Like many things, it is simply implementation-specific.

The current behavior is that it doesn't work, and I would like it to work.

> I realize this might be a pain, but why should we change this spec
> conforming and very long standing behavior?

The fact that the overall behavior is "very long standing" is a coincidence.
The code here conforms to the specs both before and after the patch,
and the difference is functionality.

In fact, I am not aiming to change
the exact behavior of "reject every priority value other than 0"
but rather work around that by translating it to niceness
so long as it is a valid range passed as the priority by the user.
This method is not just to maintain that priority must be 0, but I found it necessary,
because if the syscall were allowed to change the static priority,
then a future change in the "niceness" value would theoretically allow the priority
to pass into the RT range for non-RT policies.

> Worse, you're proposing a nice ABI that is entirely different from the
> normal [-20,19] range.

Please take a closer look... The resulting niceness value is exactly that range.
  PRIO_TO_NICE([MAX_RT_PRIO,MAX_PRIO-1]) = [-20,19]

I am not writing this so that the value passed as a "priority" value should be assumed
to be the "niceness" value instead by the user, but rather that the user should
pass a value for "priority" that will actually result in that value,
but with the "niceness" adjusted instead,
as that is the user-specific method to effectively do the same thing.

The "niceness" value has no meaning in the world of POSIX, it only means something
in the world of Linux, and just like the translation from sched_param to sched_attr structs,
this is the place where we would translate priority to niceness.
Everything outside the internals of the kernel should be understood as the "actual" priority,
because POSIX is a userspace that doesn't acknowledge or understand the kernel's ABIs,
not the other way around.

Otherwise, we have a confusing conflation between the meaning of the two values,
where a value of 19 makes sense for niceness, but is obviously invalid for priority
for SCHED_NORMAL, and a negative value makes sense for niceness, but is obviously invalid
for priority in any policy.

Implementations of posix_spawn functions ask for the "priority",
and POSIX states that the value passed in with the sched_param struct should be the "priority"
and that the usage is implementation-specific, not the other way around, where
the meaning of the value would be implementation-specific, but the usage of the value
would be clearly defined instead.
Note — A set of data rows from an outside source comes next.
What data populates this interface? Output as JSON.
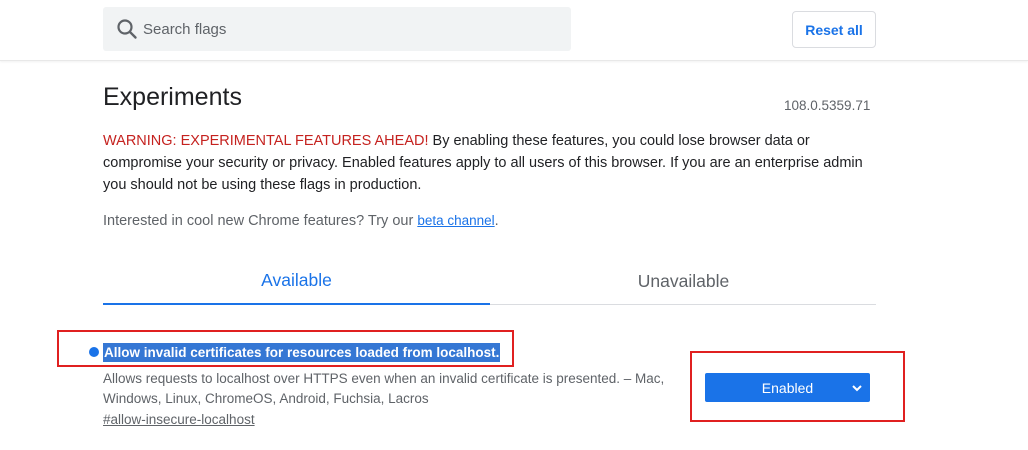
{
  "header": {
    "search_placeholder": "Search flags",
    "reset_label": "Reset all"
  },
  "main": {
    "title": "Experiments",
    "version": "108.0.5359.71",
    "warning_prefix": "WARNING: EXPERIMENTAL FEATURES AHEAD!",
    "warning_body": " By enabling these features, you could lose browser data or compromise your security or privacy. Enabled features apply to all users of this browser. If you are an enterprise admin you should not be using these flags in production.",
    "beta_text": "Interested in cool new Chrome features? Try our ",
    "beta_link": "beta channel",
    "beta_suffix": "."
  },
  "tabs": [
    {
      "label": "Available",
      "active": true
    },
    {
      "label": "Unavailable",
      "active": false
    }
  ],
  "experiment": {
    "title": "Allow invalid certificates for resources loaded from localhost.",
    "description": "Allows requests to localhost over HTTPS even when an invalid certificate is presented. – Mac, Windows, Linux, ChromeOS, Android, Fuchsia, Lacros",
    "link": "#allow-insecure-localhost",
    "state": "Enabled"
  },
  "colors": {
    "accent": "#1a73e8",
    "warning": "#c5221f",
    "highlight_box": "#e02020"
  }
}
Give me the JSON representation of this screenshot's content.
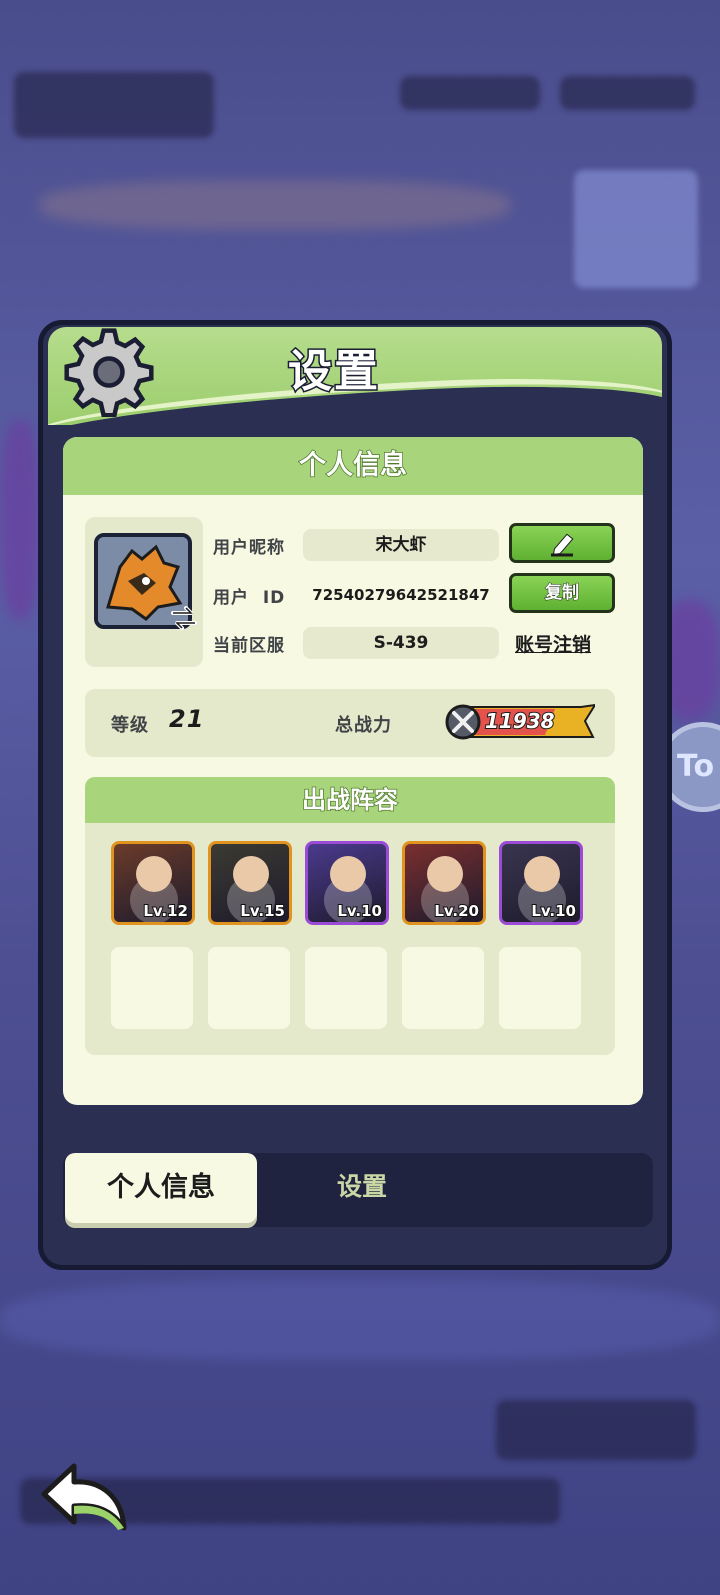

I'm trying to stay in-line with the semantics as well.

> Why do you feel this is the best way forward? Would not adding
> POSIX_SPAWN_SETSCHEDATTR be a more future proof mechanism?

New flags don't change the fact that the value will be rejected in the kernel,
unless I am misunderstanding what you mean...

I believe this is the simplest and the smallest possible change
that is conforming both to POSIX and the kernel's styling
in order to make posix_spawnattr_setschedparam()
work instead of _just_ being "conforming and compliant",
which like I said is a low requirement of "just reject all values".

Flags like POSIX_SPAWN_SETSCHEDATTR would be used at the library level
and we have no problems at the library level, except for Linux-only libraries
that have not implemented posix_spawnattr_setschedparam() because it currently fails.
Notably, the musl C library is an example of this, but that might change
if we finally add support for this.

It would be nice if POSIX would add a flag to specifically cater to linux,
however, that would likely require them to add the sched_attr struct definition
or replace the sched_param struct, and as we know things usually work the other way around.

Thanks for your time.

--
MCP
Re: [RESEND PATCH] sched/syscalls: Allow setting niceness using sched_param struct
Posted by Michael Pratt 2 months, 1 week ago
one more detail I forgot:
it actually would not be compliant for niceness as the input...

On Monday, September 16th, 2024 at 15:23, Michael Pratt <mcpratt@pm.me> wrote:

> On Monday, September 16th, 2024 at 07:13, Peter Zijlstra <peterz@infradead.org> wrote:
>
> > Worse, you're proposing a nice ABI that is entirely different from the
> > normal [-20,19] range.
> 
> ...
> ...
> ...
> 
> Otherwise, we have a confusing conflation between the meaning of the two values,
> where a value of 19 makes sense for niceness, but is obviously invalid for priority
> for SCHED_NORMAL, and a negative value makes sense for niceness, but is obviously invalid
> for priority in any policy.
> 

POSIX doesn't allow a negative value for the ABI at all:

  If successful, the sched_get_priority_max() and sched_get_priority_min() functions return
  the appropriate maximum or minimum values, respectively.
  If unsuccessful, they return a value of -1 and set errno to indicate the error.


--
MCP